The major modules within the application are:
- Data collection: This module will monitor new file updates on Redfin’s data center, download the data from their S3 public bucket, and optimize the file by filtering out unnecessary data for the application.
- Data understanding & preparation: The new dataset can be compared with historical datasets to interactively explore their differences and find new features available for visualization.
- Data evaluation: To assess the quality of the data, some verifications are automated through alerts on missing data and possible data drifts present on the new update.
- Data deployment: We are using flourish to publish our visualizations online. The application can generate the necessary data to be imported and published on the real estate tracker charts. Finally, the published charts can be embedded on any web page or blog.
The Streamlit application is dockerized so it can be easily deployed in the cloud. A good alternative is using ContainDS that builds on top of Docker to deploy dashboards locally and free of charge.
Once the visualizations are available online, it is time for storytelling with data! Take a look at one of Mike’s recent Inman webinars, telling stories enriched by the real estate tracker insights.
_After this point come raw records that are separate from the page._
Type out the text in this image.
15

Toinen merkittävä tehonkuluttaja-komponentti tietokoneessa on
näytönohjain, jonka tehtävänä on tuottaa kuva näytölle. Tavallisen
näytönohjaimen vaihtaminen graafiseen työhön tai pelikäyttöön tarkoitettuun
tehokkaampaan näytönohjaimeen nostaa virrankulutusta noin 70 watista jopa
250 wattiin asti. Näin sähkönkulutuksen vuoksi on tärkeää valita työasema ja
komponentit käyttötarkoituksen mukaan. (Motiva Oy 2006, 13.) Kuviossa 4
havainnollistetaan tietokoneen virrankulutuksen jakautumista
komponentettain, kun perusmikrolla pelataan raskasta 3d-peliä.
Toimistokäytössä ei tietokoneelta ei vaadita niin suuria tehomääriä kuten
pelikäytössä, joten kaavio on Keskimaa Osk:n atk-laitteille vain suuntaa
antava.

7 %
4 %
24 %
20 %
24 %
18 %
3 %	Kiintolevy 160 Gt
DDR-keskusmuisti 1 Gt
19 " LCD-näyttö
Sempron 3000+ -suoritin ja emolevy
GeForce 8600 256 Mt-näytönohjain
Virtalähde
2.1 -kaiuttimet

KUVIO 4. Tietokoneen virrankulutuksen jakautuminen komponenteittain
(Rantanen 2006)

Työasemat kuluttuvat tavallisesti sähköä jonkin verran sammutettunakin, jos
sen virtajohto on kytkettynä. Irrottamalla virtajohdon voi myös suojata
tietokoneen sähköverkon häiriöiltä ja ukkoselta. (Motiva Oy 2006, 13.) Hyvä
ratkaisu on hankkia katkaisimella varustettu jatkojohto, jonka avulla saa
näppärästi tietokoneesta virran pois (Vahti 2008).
Final thoughts and concluding remarks
We have shown how an evidence-based analysis can enhance business storytelling through data visualizations—even more so on uncertain scenarios. In this particular case, we collaborate with an industry expert to quantify the impact of COVID-19 on U.S. real estate markets.
The global pandemic has suddenly accelerated the need for industries to transform and respond to an unprecedented change in customer behavior and market risks. In the case of real estate, the new iBuyer business model is uniquely positioned to thrive in a world of social distancing. Mike describes the model’s unintended advantages with its value proposition of no open homes, self-guided home tours, and no in-house repairs. Furthermore, the iBuyer pricing strategy strives for a fair market offer through the combination of local real estate expertise and the most current market data analytics. In these unexplored waters, where the tides continue to shift, it’s not surprising that data science and machine learning, widely recognized for its analytical and predictive abilities, has become an essential navigational tool.